9 мая было у нас общее большое сражение, о котором подробное описание будешь ты читать в газетах и потом в журнале, о действиях большой армии, когда оный будет сочинен. Я не распространяюсь даже и в описании отличных действий, покрывшего себя в сей день блистательнейшею славою,
Графу Милорадовичу опять поручено было остаться в арьергарде и прикрывать отступление армий. Колонны наши пошли боковою дорогою на Лебау, чтоб выйти потом у Рейхенбаха на большую Герлицкую дорогу. Мы проходили Гохкирху, и достопамятное 1758 года сражение живо представилось воображению нашему. Другие колонны шли большою дорогою, которая прямее; их прикрывал известный генерал Раевский с гренадерами.
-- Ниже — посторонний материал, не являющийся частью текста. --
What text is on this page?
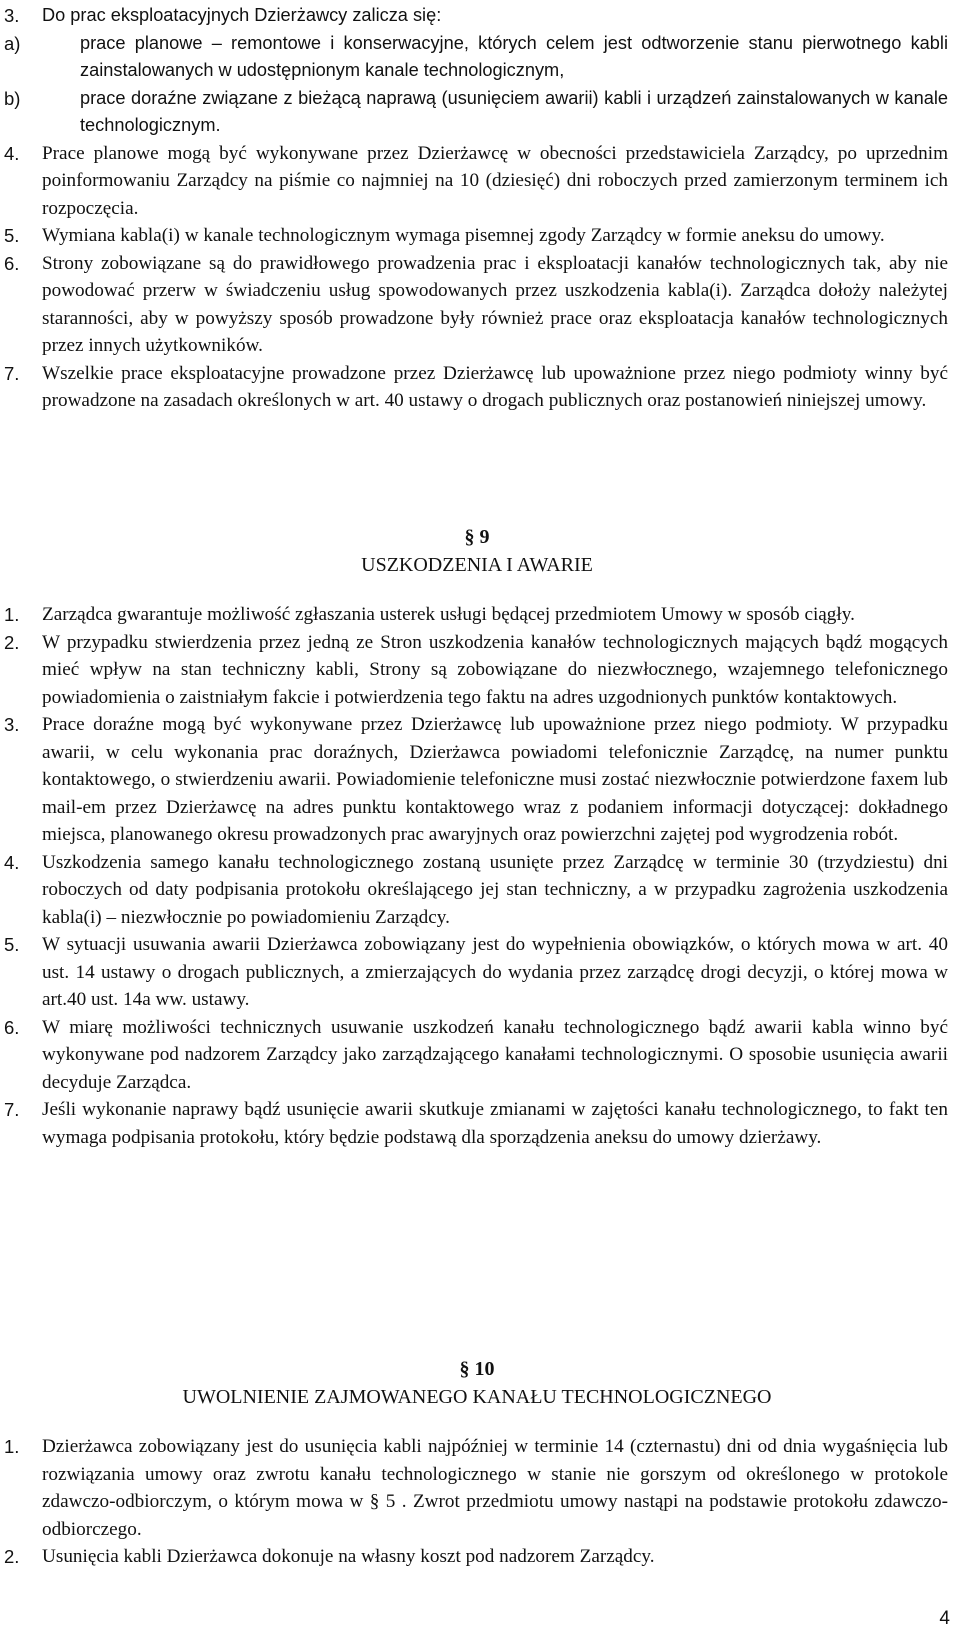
3. Do prac eksploatacyjnych Dzierżawcy zalicza się:
a)	prace planowe – remontowe i konserwacyjne, których celem jest odtworzenie stanu pierwotnego kabli zainstalowanych w udostępnionym kanale technologicznym,
b)	prace doraźne związane z bieżącą naprawą (usunięciem awarii) kabli i urządzeń zainstalowanych w kanale technologicznym.
4. Prace planowe mogą być wykonywane przez Dzierżawcę w obecności przedstawiciela Zarządcy, po uprzednim poinformowaniu Zarządcy na piśmie co najmniej na 10 (dziesięć) dni roboczych przed zamierzonym terminem ich rozpoczęcia.
5. Wymiana kabla(i) w kanale technologicznym wymaga pisemnej zgody Zarządcy w formie aneksu do umowy.
6. Strony zobowiązane są do prawidłowego prowadzenia prac i eksploatacji kanałów technologicznych tak, aby nie powodować przerw w świadczeniu usług spowodowanych przez uszkodzenia kabla(i). Zarządca dołoży należytej staranności, aby w powyższy sposób prowadzone były również prace oraz eksploatacja kanałów technologicznych przez innych użytkowników.
7. Wszelkie prace eksploatacyjne prowadzone przez Dzierżawcę lub upoważnione przez niego podmioty winny być prowadzone na zasadach określonych w art. 40 ustawy o drogach publicznych oraz postanowień niniejszej umowy.
§ 9
USZKODZENIA I AWARIE
1. Zarządca gwarantuje możliwość zgłaszania usterek usługi będącej przedmiotem Umowy w sposób ciągły.
2. W przypadku stwierdzenia przez jedną ze Stron uszkodzenia kanałów technologicznych mających bądź mogących mieć wpływ na stan techniczny kabli, Strony są zobowiązane do niezwłocznego, wzajemnego telefonicznego powiadomienia o zaistniałym fakcie i potwierdzenia tego faktu na adres uzgodnionych punktów kontaktowych.
3. Prace doraźne mogą być wykonywane przez Dzierżawcę lub upoważnione przez niego podmioty. W przypadku awarii, w celu wykonania prac doraźnych, Dzierżawca powiadomi telefonicznie Zarządcę, na numer punktu kontaktowego, o stwierdzeniu awarii. Powiadomienie telefoniczne musi zostać niezwłocznie potwierdzone faxem lub mail-em przez Dzierżawcę na adres punktu kontaktowego wraz z podaniem informacji dotyczącej: dokładnego miejsca, planowanego okresu prowadzonych prac awaryjnych oraz powierzchni zajętej pod wygrodzenia robót.
4. Uszkodzenia samego kanału technologicznego zostaną usunięte przez Zarządcę w terminie 30 (trzydziestu) dni roboczych od daty podpisania protokołu określającego jej stan techniczny, a w przypadku zagrożenia uszkodzenia kabla(i) – niezwłocznie po powiadomieniu Zarządcy.
5. W sytuacji usuwania awarii Dzierżawca zobowiązany jest do wypełnienia obowiązków, o których mowa w art. 40 ust. 14 ustawy o drogach publicznych, a zmierzających do wydania przez zarządcę drogi decyzji, o której mowa w art.40 ust. 14a ww. ustawy.
6. W miarę możliwości technicznych usuwanie uszkodzeń kanału technologicznego bądź awarii kabla winno być wykonywane pod nadzorem Zarządcy jako zarządzającego kanałami technologicznymi. O sposobie usunięcia awarii decyduje Zarządca.
7. Jeśli wykonanie naprawy bądź usunięcie awarii skutkuje zmianami w zajętości kanału technologicznego, to fakt ten wymaga podpisania protokołu, który będzie podstawą dla sporządzenia aneksu do umowy dzierżawy.
§ 10
UWOLNIENIE ZAJMOWANEGO KANAŁU TECHNOLOGICZNEGO
1. Dzierżawca zobowiązany jest do usunięcia kabli najpóźniej w terminie 14 (czternastu) dni od dnia wygaśnięcia lub rozwiązania umowy oraz zwrotu kanału technologicznego w stanie nie gorszym od określonego w protokole zdawczo-odbiorczym, o którym mowa w § 5 . Zwrot przedmiotu umowy nastąpi na podstawie protokołu zdawczo-odbiorczego.
2. Usunięcia kabli Dzierżawca dokonuje na własny koszt pod nadzorem Zarządcy.
4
К ночи неприятель совсем остановился; мы от него далеко ушли. Граф Милорадович уехал к государю, который вблизи оттуда находиться изволил. Французы зажгли свои биваки и окрестные деревни. Все небо обложилось багрянцем. Пехота наша медленно тянулась; мы могли нагнать ее во всякое время; голод мучил нас; недалеко в стороне показался неразоренный господский дом, и мы вчетвером решились заехать туда попросить куска хлеба. По счастию, хозяин, добрый саксонец, имел еще кое-что более. Он дал нам бутылку вина и миску картофельного супу. Надобно не есть два дня, чтоб почувствовать, в какой цене приняли мы этот дар. Бедные лошади наши приводили нас также в жалость: двое суток они ничего не ели, кроме гнилой соломы с старых шалашей, и двое суток, день и ночь, были в езде. Сострадательный хозяин вынес им охапку сена; мы остались на час покормиться. Между тем усталость наша так была велика, что всякий, как будто от какого волшебного прикосновения, кто где сидел, так и уснул. Различные смешанные сновидения: кровь, огонь, гром пушек и поля сражений представлялись встревоженному воображению моему. Вдруг раздался треск; необыкновенный свет блеснул в глаза — и я проснулся. Вышед на крыльцо, я увидел, что ближайшая деревня загорелась, и по всем окрестностям Бауцена пламя разливалось, как море!.. Народ, выбежав из домов, стоял толпами. Мужчины с пожитками, матери с грудными детьми на руках, старцы, белеющие в сединах, и кучи малых детей в каком-то ужасном оцепенении, без воплей и без слез, смотрели на сгорающую землю и раскаленное небо. Глубокая ночь, повсеместный пожар, войска, проходящие мимо, как тени, и длинный ряд блестящих вдали штыков представляли какую-то смешанную картину ужасов.